Roosevelt was confident he would secure the nomination at the Republican National Convention that summer in Chicago. He didn’t. Roosevelt left the GOP convention in a righteous fury, crying fraud, and took his delegates with him. They hurriedly organized a separate convention and formed a brand new political party – the Progressive Party, nicknamed the “Bull Moose Party.”
Meanwhile, the the Democratic Party held its own convention in Baltimore the following week, though with considerably less drama. U.S. Speaker of the House Champ Clark of Missouri appeared to be the front-runner early on but ultimately lost the nomination to New Jersey Governor Woodrow Wilson, after populist William Jennings Bryan, a three-time Democratic presidential candidate, threw his support behind Wilson.
Add to the mix Socialist Party of America presidential candidate Eugene Debs, popular with recent immigrants and other blue collar elements of American society, and the election of 1912 was a true four-way race.
On top of it all, Taft’s vice-president and running mate, James Sherman, died in office less than a week before election day, leaving Taft alone on the ticket and adding more general confusion.
The end result was a predictable Democrat landslide. Wilson won 40 of the then 48 states by electoral vote, including Missouri. Roosevelt, leading the new Progressive (or “Bull Moose”) Party, carried six states, (Washington, California, South Dakota, Minnesota, Michigan, and Pennsylvania).
Taft, the Republican incumbent, took only two states, Utah and Vermont. Debs, the Socialist Party candidate, didn’t win any electoral votes, but did garner six percent of the popular vote and won a majority of votes in four U.S. counties, including Crawford County, Kansas.
The national results affected the local down ticket races as well. Democrats took every Newton County office up for grabs that year, almost all of which had been held by Republicans. A rather amusing exchange took place between the editor of the local Republican newspaper, the Neosho “Miner & Mechanic,” and the editor of the Democratic newspaper, “The Neosho Times,” after the Miner & Mechanic urged that political partisanship not affect the appointment of the county engineer, which up to then was commonly understood as a political appointment under the spoils system.
The Times was having none of it, and pointed out the last three county engineers had all been Republicans, appointed by Republican county commissions (back then, the county commission was called the county court, and commissioners were known as judges).

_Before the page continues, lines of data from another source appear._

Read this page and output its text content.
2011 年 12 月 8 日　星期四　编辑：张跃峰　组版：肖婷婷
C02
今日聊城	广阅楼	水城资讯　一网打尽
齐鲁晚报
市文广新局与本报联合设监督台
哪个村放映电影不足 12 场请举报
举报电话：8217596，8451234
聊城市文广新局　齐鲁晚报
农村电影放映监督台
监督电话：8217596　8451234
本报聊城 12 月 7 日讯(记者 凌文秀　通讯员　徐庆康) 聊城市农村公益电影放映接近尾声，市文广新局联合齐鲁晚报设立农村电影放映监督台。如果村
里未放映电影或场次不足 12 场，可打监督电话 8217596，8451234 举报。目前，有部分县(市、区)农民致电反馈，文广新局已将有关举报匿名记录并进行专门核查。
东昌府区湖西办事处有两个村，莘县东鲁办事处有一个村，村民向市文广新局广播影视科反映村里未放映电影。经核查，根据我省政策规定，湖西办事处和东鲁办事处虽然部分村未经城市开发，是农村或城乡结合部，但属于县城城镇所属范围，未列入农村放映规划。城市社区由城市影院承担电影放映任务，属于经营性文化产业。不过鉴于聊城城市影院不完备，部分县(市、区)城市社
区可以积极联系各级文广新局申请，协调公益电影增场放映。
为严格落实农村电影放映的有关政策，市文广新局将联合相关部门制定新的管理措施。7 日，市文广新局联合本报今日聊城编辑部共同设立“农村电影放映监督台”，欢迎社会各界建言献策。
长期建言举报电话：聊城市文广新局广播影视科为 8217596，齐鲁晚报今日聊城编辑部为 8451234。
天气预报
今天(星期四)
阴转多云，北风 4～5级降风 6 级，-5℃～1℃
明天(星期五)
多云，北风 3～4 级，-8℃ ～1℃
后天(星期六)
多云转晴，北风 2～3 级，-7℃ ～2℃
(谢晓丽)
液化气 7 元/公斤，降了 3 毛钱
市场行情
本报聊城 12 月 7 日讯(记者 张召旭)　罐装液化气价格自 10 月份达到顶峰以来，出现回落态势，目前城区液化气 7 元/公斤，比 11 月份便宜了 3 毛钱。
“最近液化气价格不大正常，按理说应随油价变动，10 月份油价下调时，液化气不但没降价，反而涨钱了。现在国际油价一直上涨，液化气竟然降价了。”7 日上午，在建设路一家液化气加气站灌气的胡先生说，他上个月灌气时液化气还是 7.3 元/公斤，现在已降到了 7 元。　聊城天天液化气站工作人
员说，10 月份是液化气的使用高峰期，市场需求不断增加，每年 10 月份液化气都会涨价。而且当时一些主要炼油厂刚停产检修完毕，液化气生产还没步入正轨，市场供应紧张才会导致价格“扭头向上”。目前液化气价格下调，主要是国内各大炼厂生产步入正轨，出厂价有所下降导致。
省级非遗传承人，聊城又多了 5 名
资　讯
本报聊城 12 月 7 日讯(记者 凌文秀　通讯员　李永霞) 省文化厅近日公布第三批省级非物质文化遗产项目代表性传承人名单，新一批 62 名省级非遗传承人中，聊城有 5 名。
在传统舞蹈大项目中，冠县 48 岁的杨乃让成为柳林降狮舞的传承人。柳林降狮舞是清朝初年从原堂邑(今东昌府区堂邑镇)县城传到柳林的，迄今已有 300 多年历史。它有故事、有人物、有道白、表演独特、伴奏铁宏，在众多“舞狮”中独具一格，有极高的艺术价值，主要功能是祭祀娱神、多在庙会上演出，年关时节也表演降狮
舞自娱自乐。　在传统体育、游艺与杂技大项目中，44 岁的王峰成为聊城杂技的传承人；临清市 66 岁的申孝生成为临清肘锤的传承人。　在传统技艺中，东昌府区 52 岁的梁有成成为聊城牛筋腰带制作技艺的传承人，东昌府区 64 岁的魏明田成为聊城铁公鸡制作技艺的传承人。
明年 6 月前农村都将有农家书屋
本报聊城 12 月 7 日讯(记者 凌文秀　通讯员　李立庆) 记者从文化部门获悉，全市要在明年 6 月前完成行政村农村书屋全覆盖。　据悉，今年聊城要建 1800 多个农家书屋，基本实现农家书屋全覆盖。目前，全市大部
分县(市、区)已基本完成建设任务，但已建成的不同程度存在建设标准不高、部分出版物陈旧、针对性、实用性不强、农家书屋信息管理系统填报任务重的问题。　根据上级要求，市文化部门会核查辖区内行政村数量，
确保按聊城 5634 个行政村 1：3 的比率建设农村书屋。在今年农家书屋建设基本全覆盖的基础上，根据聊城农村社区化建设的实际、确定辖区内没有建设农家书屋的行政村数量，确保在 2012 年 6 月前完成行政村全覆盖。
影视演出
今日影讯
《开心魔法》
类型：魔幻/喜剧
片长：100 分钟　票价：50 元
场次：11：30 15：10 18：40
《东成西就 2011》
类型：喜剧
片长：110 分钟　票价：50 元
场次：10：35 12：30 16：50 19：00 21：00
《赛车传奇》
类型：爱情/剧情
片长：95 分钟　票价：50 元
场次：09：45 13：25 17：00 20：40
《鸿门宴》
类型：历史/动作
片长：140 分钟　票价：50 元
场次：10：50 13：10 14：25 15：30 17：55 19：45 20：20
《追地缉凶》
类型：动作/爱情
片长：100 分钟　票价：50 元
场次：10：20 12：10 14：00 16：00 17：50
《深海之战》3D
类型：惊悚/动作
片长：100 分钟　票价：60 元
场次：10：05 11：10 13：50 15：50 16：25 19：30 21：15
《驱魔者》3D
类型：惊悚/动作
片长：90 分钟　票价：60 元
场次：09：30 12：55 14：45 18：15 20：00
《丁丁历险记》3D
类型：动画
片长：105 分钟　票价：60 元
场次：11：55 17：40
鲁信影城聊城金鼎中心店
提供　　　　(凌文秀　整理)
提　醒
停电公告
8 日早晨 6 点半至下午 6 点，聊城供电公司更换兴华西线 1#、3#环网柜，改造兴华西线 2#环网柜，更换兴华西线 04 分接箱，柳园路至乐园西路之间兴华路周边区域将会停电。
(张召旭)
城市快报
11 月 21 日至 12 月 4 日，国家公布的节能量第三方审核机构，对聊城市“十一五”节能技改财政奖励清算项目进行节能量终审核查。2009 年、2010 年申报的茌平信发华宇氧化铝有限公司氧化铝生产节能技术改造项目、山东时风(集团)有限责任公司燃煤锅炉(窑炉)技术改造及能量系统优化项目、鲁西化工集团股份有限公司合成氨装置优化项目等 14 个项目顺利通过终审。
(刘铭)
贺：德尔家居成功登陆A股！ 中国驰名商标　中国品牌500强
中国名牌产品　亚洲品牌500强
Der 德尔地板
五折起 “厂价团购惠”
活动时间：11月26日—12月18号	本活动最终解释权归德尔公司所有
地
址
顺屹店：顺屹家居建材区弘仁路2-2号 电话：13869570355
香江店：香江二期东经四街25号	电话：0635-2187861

I have many “what ifs” concerning the 1912 election that I won’t get in to. Near the top, though, is the matter of the United States entering World War I in 1917. True, war was declared by Congress at Wilson’s request (after he tried for years to keep America out of it) in Wilson’s second term in office, but there wouldn’t have been a second term if there wasn’t a first term.
I’m not sure what William Howard Taft would have done, but my personal guess is that the U.S. may have entered World War I much sooner under a Teddy Roosevelt presidency. It would have ultimately still been up to Congress, though, as stipulated by the U.S. Constitution.
As I’ve heard more than once over the past eight years, elections have consequences. They really do change the course of history.
The crazy election of 1912 proved that, I think.